I've been looking at the man page for pcre2
, and trying to figure out precisely what situations require which definitions of PCRE2_CODE_UNIT_WIDTH
.
The source code for PCRE2 can be compiled to support 8-bit, 16-bit, or 32-bit code units, which means that up to three separate libraries may be installed.
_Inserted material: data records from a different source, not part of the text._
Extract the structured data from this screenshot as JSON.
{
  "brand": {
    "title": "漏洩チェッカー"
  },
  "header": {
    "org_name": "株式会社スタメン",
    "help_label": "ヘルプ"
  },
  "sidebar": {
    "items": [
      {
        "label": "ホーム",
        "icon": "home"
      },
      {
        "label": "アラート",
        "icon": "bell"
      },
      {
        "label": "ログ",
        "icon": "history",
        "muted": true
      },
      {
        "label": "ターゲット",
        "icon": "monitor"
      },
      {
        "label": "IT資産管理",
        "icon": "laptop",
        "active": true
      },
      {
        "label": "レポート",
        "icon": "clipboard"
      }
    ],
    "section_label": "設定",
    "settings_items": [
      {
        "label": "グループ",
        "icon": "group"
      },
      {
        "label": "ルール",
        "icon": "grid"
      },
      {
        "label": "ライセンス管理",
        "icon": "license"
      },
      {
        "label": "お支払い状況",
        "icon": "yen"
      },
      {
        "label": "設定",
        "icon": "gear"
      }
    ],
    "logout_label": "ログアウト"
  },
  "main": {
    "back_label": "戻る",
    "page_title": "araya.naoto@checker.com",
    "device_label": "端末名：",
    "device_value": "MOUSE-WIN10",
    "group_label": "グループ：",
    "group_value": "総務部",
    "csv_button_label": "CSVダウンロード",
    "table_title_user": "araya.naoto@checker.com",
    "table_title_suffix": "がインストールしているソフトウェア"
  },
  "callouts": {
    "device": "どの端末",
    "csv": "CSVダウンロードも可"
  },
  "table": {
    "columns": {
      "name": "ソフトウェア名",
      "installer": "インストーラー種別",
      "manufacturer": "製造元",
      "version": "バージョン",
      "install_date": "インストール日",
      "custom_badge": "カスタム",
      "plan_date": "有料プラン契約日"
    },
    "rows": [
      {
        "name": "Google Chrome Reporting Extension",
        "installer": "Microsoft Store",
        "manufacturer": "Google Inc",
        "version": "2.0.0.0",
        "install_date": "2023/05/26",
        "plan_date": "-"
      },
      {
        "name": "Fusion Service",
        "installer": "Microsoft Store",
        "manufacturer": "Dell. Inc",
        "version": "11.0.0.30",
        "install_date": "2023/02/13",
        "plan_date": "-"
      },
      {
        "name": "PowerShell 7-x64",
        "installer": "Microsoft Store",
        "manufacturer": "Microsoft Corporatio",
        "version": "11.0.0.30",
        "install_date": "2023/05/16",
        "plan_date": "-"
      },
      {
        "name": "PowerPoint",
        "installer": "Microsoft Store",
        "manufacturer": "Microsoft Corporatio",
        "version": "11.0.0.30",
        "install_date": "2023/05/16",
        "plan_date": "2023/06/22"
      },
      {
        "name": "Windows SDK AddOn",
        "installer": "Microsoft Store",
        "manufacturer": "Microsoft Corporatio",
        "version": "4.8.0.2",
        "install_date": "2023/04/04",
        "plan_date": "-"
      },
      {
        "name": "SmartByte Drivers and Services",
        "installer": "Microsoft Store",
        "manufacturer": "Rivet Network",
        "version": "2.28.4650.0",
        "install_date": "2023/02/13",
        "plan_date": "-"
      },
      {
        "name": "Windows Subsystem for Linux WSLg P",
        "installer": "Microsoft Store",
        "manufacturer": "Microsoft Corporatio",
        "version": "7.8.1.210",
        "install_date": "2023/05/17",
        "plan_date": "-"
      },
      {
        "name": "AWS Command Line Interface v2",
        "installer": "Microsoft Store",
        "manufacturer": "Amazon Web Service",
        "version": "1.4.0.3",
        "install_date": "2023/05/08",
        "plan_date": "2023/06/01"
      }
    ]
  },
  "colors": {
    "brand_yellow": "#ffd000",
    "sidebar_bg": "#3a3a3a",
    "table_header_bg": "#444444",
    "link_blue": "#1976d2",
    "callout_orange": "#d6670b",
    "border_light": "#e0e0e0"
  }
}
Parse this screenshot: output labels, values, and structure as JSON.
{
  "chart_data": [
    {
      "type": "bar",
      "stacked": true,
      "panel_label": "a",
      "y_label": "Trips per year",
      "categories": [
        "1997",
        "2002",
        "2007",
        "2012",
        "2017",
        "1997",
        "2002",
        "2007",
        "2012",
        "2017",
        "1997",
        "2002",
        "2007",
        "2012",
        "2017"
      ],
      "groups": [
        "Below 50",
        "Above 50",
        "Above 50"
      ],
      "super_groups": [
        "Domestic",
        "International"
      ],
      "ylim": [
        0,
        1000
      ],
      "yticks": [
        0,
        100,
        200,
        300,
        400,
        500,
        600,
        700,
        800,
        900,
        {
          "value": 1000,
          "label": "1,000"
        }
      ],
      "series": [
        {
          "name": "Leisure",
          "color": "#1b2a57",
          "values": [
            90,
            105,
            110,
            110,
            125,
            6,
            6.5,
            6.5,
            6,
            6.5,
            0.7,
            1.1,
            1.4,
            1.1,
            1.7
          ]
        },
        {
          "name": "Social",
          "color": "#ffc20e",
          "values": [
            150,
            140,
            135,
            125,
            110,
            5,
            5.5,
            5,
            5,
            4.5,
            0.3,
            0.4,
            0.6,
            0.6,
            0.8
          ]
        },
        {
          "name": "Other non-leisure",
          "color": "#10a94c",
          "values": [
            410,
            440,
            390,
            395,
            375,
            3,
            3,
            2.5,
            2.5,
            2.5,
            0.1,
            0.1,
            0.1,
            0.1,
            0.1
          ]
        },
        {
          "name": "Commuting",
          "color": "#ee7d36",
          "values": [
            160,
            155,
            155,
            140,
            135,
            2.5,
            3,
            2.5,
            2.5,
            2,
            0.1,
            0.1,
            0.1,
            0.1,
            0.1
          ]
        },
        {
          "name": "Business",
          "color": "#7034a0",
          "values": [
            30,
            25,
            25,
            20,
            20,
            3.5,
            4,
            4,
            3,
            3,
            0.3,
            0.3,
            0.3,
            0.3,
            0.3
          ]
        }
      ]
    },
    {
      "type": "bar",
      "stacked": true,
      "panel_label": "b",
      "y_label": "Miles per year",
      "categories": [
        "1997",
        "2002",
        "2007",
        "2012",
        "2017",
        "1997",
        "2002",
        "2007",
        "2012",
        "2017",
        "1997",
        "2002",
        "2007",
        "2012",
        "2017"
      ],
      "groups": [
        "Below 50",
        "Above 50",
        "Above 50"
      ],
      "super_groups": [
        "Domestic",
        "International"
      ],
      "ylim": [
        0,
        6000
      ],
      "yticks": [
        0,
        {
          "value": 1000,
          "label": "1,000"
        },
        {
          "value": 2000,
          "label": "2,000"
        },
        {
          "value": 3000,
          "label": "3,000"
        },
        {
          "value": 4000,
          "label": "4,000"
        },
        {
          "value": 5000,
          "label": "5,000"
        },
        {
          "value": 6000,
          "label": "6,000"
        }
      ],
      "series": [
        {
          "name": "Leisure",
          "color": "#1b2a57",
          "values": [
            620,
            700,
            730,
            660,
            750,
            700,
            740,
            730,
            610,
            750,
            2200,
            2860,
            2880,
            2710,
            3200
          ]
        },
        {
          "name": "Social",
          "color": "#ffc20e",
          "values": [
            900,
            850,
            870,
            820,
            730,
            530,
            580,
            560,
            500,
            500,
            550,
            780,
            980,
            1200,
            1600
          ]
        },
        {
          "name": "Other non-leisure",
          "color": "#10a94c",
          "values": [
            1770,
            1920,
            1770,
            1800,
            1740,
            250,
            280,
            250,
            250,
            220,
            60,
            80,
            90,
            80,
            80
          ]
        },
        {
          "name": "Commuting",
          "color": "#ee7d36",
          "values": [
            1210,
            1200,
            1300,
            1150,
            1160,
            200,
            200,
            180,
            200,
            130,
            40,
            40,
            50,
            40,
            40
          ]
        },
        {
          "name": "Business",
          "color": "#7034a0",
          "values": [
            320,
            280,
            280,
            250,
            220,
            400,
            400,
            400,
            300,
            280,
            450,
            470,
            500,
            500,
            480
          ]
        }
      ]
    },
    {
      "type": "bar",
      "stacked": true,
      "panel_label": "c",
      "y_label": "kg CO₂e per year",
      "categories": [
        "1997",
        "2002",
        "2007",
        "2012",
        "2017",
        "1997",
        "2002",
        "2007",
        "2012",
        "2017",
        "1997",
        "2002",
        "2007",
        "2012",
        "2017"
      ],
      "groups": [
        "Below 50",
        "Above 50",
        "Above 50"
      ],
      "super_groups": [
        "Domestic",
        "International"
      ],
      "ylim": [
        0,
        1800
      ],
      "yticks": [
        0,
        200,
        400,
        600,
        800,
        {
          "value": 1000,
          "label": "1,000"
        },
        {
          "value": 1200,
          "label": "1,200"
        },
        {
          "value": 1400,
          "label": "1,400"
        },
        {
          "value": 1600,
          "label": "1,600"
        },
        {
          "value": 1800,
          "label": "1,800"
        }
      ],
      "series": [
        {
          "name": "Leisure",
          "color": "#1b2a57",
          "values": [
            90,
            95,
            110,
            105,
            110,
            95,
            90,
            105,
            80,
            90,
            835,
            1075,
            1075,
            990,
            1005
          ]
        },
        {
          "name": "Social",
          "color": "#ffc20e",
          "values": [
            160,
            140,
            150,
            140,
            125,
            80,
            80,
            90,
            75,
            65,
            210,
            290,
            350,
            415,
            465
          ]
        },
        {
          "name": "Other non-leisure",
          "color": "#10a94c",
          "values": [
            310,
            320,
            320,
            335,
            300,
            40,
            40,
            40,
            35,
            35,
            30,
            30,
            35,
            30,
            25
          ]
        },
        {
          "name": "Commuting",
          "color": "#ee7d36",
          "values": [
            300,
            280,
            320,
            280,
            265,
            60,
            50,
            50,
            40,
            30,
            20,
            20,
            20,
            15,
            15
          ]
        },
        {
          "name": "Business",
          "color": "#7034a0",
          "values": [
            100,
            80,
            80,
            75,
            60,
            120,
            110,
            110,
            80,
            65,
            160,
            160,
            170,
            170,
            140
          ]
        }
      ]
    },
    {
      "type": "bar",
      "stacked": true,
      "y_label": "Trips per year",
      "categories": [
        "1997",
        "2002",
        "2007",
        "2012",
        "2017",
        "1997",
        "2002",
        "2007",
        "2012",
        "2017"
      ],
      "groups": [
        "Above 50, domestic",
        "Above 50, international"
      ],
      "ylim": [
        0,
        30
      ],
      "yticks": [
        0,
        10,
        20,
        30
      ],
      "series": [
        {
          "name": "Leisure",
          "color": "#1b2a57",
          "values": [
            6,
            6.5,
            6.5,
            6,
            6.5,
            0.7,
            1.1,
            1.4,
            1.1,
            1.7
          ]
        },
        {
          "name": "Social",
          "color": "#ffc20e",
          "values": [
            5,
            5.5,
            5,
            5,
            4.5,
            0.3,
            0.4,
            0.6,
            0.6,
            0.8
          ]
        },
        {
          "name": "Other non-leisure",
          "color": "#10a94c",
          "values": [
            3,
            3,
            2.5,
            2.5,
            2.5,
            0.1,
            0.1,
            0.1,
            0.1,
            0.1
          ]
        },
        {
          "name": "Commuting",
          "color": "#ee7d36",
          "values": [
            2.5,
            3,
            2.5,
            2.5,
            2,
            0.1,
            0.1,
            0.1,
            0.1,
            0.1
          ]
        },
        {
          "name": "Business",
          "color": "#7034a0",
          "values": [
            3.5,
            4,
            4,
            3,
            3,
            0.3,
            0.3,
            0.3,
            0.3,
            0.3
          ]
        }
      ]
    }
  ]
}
Question 1: What exactly is PCRE2's code unit? Does this mean I need to use PCRE2_CODE_UNIT_WIDTH 8
to handle char*
versus PCRE2_CODE_UNIT_WIDTH 32
for wchar *
? what if my platform's wchar
is 16-bit? would that require conditionally using PCRE2_CODE_UNIT_WIDTH 16
? If this is true, it seems like according to How big is wchar_t with GCC? I would need to use the PCRE2_CODE_UNIT_WIDTH = 8 * __SIZEOF_WCHAR_T__
On the topic of Unicode:
In all three cases, strings can be interpreted either as one character per code unit, or as UTF-encoded Unicode, with support for Unicode general category properties. Unicode support is optional at build time (but is the default). However, processing strings as UTF code units must be enabled explicitly at run time.
Question 2: What exactly does PCRE2_CODE_UNIT_WIDTH mean when Unicode is enabled? Does PCRE2_CODE_UNIT_WIDTH 8
take UTF-8, and I need to set PCRE2_CODE_UNIT_WIDTH 16
to handle a UTF-16 string?